Rafe tried to laugh and winced when it hurt. Maybe a rib or two had been cracked along with the leg. “You’ve got me there,” he said. “I’d just awakened, you see, and I didn’t quite have my bearings. I still don’t have them, for that matter, so if you’d care to explain—”

“You’re English, aren’t you?”

“What’s that got to do with anything?”

“The way you speak—you sound English,” she persisted.

“All right. My parents came over on a boat from Liverpool when I was twelve,” Rafe said a bit impatiently. And they both died of typhoid eleven months later in a filthy Brooklyn tenement, he kept himself from adding. He never made a habit of telling people his life story. People had enough troubles of their own.

“I thought so,” she said. “I’m good with accents.”

“Look,” Rafe said, wondering if the female was stalling on purpose or if she was just naturally exasperating, “I need to know some things, like where I am and how long I’ve been here. And I need to know about my aeroplane. How bad is the damage? If you can’t tell me, for Pete’s sake, stop babbling and go get somebody who can!”

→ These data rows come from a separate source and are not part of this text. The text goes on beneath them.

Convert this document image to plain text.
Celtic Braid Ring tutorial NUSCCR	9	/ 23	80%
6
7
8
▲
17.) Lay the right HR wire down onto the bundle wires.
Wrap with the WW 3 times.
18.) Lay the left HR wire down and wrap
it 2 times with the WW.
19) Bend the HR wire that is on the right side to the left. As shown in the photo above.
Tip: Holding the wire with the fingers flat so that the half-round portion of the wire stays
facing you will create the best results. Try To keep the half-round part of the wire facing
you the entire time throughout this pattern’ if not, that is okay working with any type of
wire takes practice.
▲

He saw at once that he had pushed her too far. Her chin went up and her nostrils flared like a blooded filly’s. “You look, Mr. Garrick,” she said coldly. “When your aeroplane crashed I was the first to reach it. I found you hanging halfway out of the machine with your head in the water. I held you up and kept you from drowning while the men got your legs free—and I ruined a brand-new party gown in the process. Now that you’re awake and I’ve met you, I realize I should have saved the gown!”

With an angry swirl of her pongee skirt, she spun out of the door and was gone.

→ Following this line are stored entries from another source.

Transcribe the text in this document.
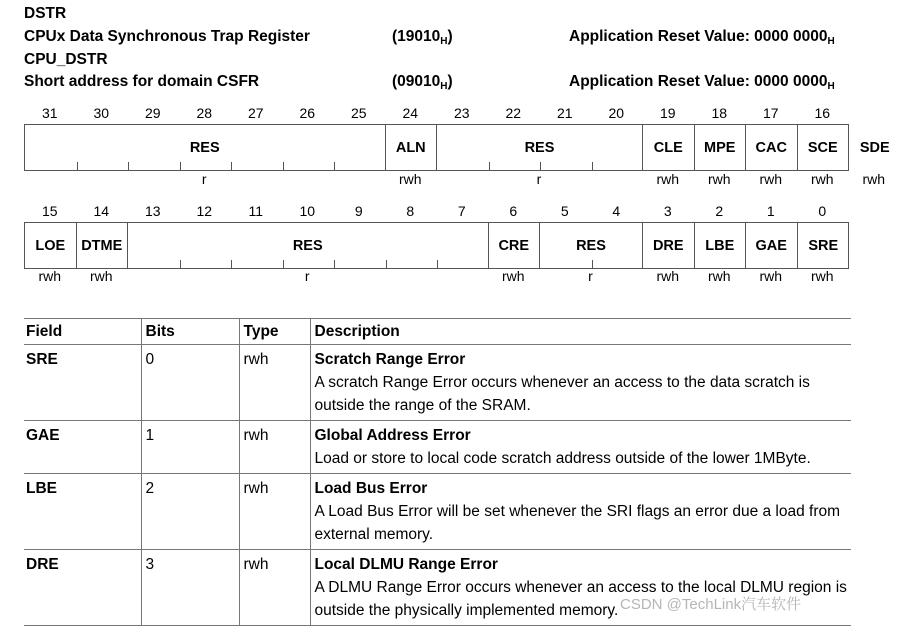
DSTR
CPUx Data Synchronous Trap Register	$(19010_H)$	Application Reset Value: 0000 $0000_H$
CPU_DSTR
Short address for domain CSFR	$(09010_H)$	Application Reset Value: 0000 $0000_H$
31	30	29	28	27	26	25	24	23	22	21	20	19	18	17	16
RES	ALN	RES	CLE	MPE	CAC	SCE	SDE
r	rwh	r	rwh	rwh	rwh	rwh	rwh
15	14	13	12	11	10	9	8	7	6	5	4	3	2	1	0
LOE	DTME	RES	CRE	RES	DRE	LBE	GAE	SRE
rwh	rwh	r	rwh	r	rwh	rwh	rwh	rwh
Field	Bits	Type	Description
SRE	0	rwh	Scratch Range Error
A scratch Range Error occurs whenever an access to the data scratch is outside the range of the SRAM.

GAE	1	rwh	Global Address Error
Load or store to local code scratch address outside of the lower 1MByte.

LBE	2	rwh	Load Bus Error
A Load Bus Error will be set whenever the SRI flags an error due a load from external memory.

DRE	3	rwh	Local DLMU Range Error
A DLMU Range Error occurs whenever an access to the local DLMU region is outside the physically implemented memory. CSDN @TechLink汽车软件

Rafe groaned. “Hey!” he called after her. “I’m sorry! Come on back!” But the silence, like the wet sand that glittered on the carpet where she’d stood, mocked him. Minutes passed, and she didn’t return.

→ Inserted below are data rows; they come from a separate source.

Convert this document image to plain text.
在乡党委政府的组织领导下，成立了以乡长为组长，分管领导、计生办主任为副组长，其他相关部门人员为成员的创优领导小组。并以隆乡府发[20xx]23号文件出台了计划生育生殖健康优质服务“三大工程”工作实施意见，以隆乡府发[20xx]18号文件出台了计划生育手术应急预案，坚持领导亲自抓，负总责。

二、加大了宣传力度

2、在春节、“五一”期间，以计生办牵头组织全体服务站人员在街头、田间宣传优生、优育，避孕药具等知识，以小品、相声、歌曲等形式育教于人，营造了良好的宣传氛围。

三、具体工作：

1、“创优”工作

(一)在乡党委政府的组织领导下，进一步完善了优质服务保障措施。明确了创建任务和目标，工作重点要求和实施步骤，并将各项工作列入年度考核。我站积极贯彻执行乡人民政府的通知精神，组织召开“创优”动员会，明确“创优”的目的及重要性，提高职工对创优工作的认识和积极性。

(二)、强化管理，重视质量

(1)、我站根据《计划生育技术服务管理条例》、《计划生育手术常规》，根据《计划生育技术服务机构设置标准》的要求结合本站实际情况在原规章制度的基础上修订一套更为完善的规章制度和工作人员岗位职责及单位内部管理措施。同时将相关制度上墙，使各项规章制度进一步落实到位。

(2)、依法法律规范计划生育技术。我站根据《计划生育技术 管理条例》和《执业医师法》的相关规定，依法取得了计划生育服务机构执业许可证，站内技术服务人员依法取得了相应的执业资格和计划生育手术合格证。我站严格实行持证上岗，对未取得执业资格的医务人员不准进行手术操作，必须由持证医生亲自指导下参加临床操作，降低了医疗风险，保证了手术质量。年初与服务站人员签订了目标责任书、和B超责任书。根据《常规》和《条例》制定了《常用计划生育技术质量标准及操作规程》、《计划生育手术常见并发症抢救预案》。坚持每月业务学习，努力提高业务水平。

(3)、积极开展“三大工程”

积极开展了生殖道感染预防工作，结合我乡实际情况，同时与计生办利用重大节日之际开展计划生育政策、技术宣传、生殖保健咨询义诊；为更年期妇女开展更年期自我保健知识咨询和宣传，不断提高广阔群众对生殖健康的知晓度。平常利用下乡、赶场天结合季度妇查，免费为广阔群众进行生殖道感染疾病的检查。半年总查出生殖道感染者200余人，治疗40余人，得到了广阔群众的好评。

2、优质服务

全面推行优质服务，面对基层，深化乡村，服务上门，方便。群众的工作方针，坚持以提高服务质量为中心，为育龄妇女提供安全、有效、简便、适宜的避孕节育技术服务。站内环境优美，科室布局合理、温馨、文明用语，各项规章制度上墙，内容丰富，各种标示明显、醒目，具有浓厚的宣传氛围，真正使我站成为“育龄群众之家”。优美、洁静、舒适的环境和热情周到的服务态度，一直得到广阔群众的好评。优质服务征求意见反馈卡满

There was nothing to do but get up and investigate the situation himself, Rafe decided. Gritting his teeth, he rolled over onto his right side. Slow and easy, that was the way. Once he was on his feet, maybe he’d be able to get to the bottom of this mess.

And a fine mess it was! He remembered crashing the aeroplane, but he knew nothing about his rescuers. The girl had said the groundskeepers were on the beach, digging the aeroplane free, but what did that mean? What did these people plan to do with it, and with him? He had to find out fast.

Beads of sweat stood out on Rafe’s forehead as he pushed himself to a sitting position. The pain in his ribs was nauseating. Cautiously he inspected his own body. Someone had dressed him in a pair of gray silk pajamas that were finer than anything he’d ever worn. One of the legs had been ripped open to accommodate the bulk of the splint. Under the jacket, his ribs were bound with strips of muslin. A patch of gauze dressing covered a gash on his forehead.